|link to video|
They will have the usual touchingly naive supporters of Sho Tay out tonight at the City Council meeting, haltingly delivering talking points the secretive Voice of Arcadia leadership will have prepared for them to read from their cell phones. A large portion of which will be about how intolerant the Arcadia Weekly and Sierra Madre Tattler are because they don't worship that doyen of mass mansionization, Sho Tay, with quite enough righteous fervency for them.
Crimes for which, in their opinion, such newsers must be shut down by Arcadia City Hall for their deviations in thought, and then banished forever.
Pretty radical stuff, yes? But is it leftwing radicalism, or rightwing radicalism? Judging by what can be found on the Voice of Arcadia Facebook page, you're going to have to assume that we're talking about the latter. Especially given their rather fulsome support for political demagogue Travis Allen and his campaign for Governor of California.
Just how reactionary is Travis Allen? Well, if you travel down to the Mexican border on May 27, you will be able to check out Travis in action for yourself. Whipping up a little old time race baiting nativism and fear of immigrants just so he get himself a few votes.
Are we to assume by their fulsome support of Travis Allen that the anonymous folks behind Voice of Arcadia don't like their neighbors of Latin American origin very much? Are they bigots? Talk about your pot calling the kettle black. Can it be that here we have yet another instance where those pointing fingers are guilty of the very things they accuse others?
In an op-ed piece titled "The California governor's race has its own version of Trump.
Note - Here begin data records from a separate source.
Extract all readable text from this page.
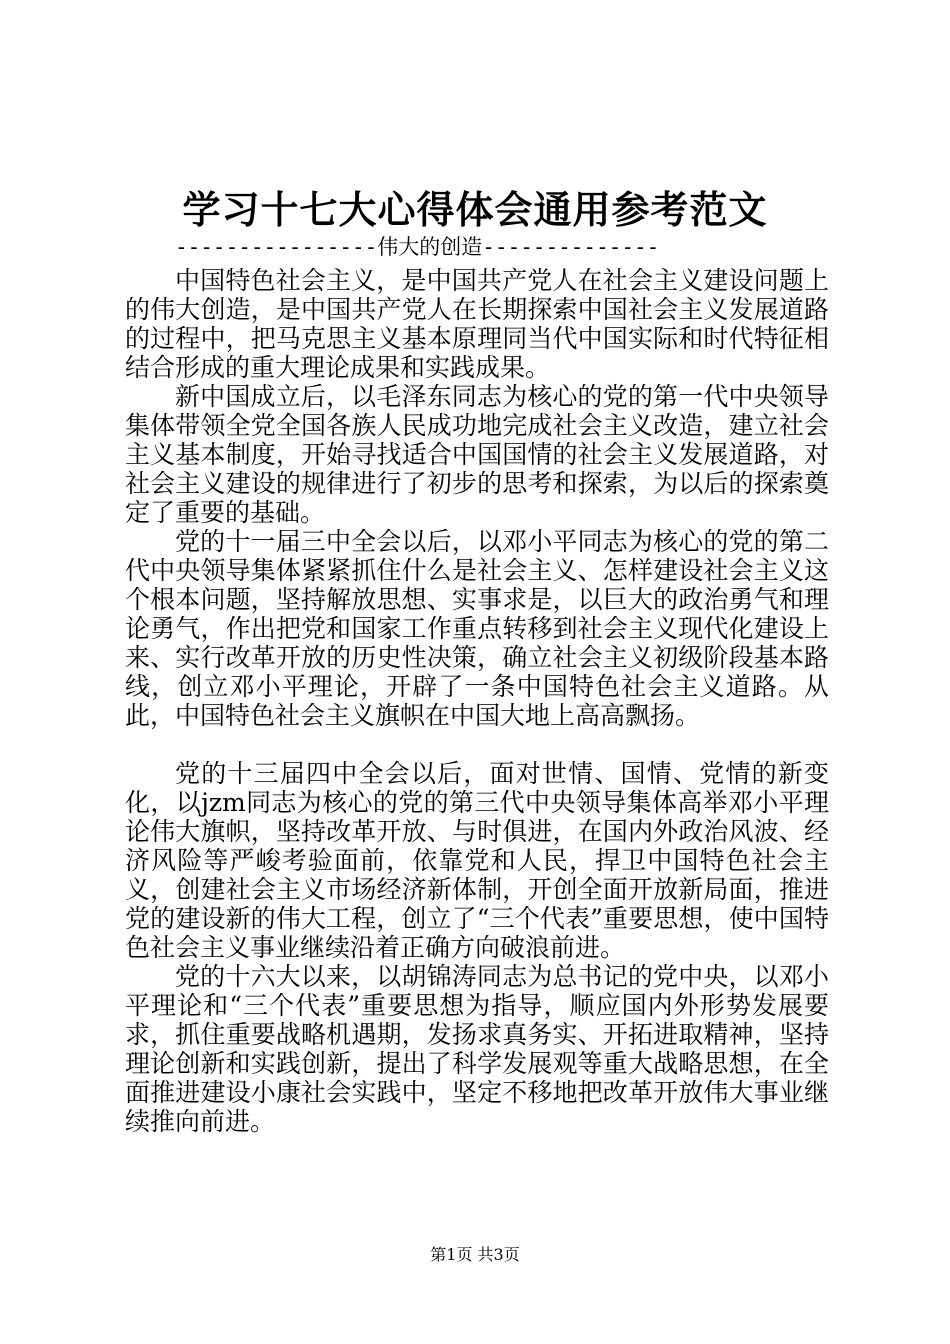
学习十七大心得体会通用参考范文
----------------伟大的创造--------------

中国特色社会主义，是中国共产党人在社会主义建设问题上的伟大创造，是中国共产党人在长期探索中国社会主义发展道路的过程中，把马克思主义基本原理同当代中国实际和时代特征相结合形成的重大理论成果和实践成果。

新中国成立后，以毛泽东同志为核心的党的第一代中央领导集体带领全党全国各族人民成功地完成社会主义改造，建立社会主义基本制度，开始寻找适合中国国情的社会主义发展道路，对社会主义建设的规律进行了初步的思考和探索，为以后的探索奠定了重要的基础。

党的十一届三中全会以后，以邓小平同志为核心的党的第二代中央领导集体紧紧抓住什么是社会主义、怎样建设社会主义这个根本问题，坚持解放思想、实事求是，以巨大的政治勇气和理论勇气，作出把党和国家工作重点转移到社会主义现代化建设上来、实行改革开放的历史性决策，确立社会主义初级阶段基本路线，创立邓小平理论，开辟了一条中国特色社会主义道路。从此，中国特色社会主义旗帜在中国大地上高高飘扬。

党的十三届四中全会以后，面对世情、国情、党情的新变化，以jzm同志为核心的党的第三代中央领导集体高举邓小平理论伟大旗帜，坚持改革开放、与时俱进，在国内外政治风波、经济风险等严峻考验面前，依靠党和人民，捍卫中国特色社会主义，创建社会主义市场经济新体制，开创全面开放新局面，推进党的建设新的伟大工程，创立了“三个代表”重要思想，使中国特色社会主义事业继续沿着正确方向破浪前进。

党的十六大以来，以胡锦涛同志为总书记的党中央，以邓小平理论和“三个代表”重要思想为指导，顺应国内外形势发展要求，抓住重要战略机遇期，发扬求真务实、开拓进取精神，坚持理论创新和实践创新，提出了科学发展观等重大战略思想，在全面推进建设小康社会实践中，坚定不移地把改革开放伟大事业继续推向前进。

第1页 共3页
Let's not let history repeat itself," here is how the Los Angeles Times (link) describes Travis Allen and, by inference, those who support him. You know, people like the secretive folks behind Voice of Arcadia.
Before launching his campaign for governor last year, Assemblyman Travis Allen (R-Huntington Beach) was a fairly ordinary legislator. Republican, but not in a rabble-rousing kind of way, and seemingly willing to work across the aisle to get things done. His first attention-getting legislation was a bill he co-authored in 2013 with a Democratic colleague to stop the South Coast Air Quality Management District from banning beach bonfires.
But now he's running for governor and he's changed. Last year, for example, when the Democratic-majority Legislature passed a bill to stop police from arresting children on charges of prostitution, he wrote an overwrought article suggesting that the state had legalized child prostitution.
Needless to say, that was not the case. The bill didn't make it legal for an adult to have sex with a minor, and Allen knew it. It merely declared that kids who were being sold for sex should be treated as victims rather than criminals.
But Allen clearly felt that his assertion, true or not, would feed a belief about out-of-control liberals held by the "silent majority" of conservatives he thinks exists — and would motivate them to vote for him in the June 5 statewide primary. It was part of a strategy he has followed since then of tapping into fears, making false claims, demonizing certain groups of people and promising things he can't possibly deliver.
Politicians have, of course, always done such things to one degree or another — and we would never suggest that Allen is the only demagogue out there. But these days, in the aftermath of the November 2016 election, it no longer makes sense to ignore such irresponsible campaign behavior or to view it as the domain of only fringe candidates hoping desperately to get attention.
Hmm. "Demonizing certain groups of people," "tapping into fears," "making false claims." Yeah, I can see why Voice of Arcadia would be into old Travis. He is definitely their kind of guy.
Travis Allen facing sexual harassment charges in Sacramento
This from the Sacramento Bee (link):
On Friday, Allen was named in the Legislature’s release of sexual harassment investigative records. Allen, who the documents show was given a verbal warning but not disciplined in 2013, was accused of sliding his foot over to touch a female employee, and coming up behind her in the cafeteria to squeeze her shoulders. While Allen strongly disputes that what he did was inappropriate, the political fallout was swift. Republican Assemblywoman Melissa Melendez, the author of a long-stalled whistleblower protection bill signed by Gov. Jerry Brown, informed Allen that she was pulling her support.
“I have no choice but to withdraw my endorsement of his candidacy,” Melendez told reporters after reviewing the claims.
Does Voice of Arcadia support work place sexual harassment, too?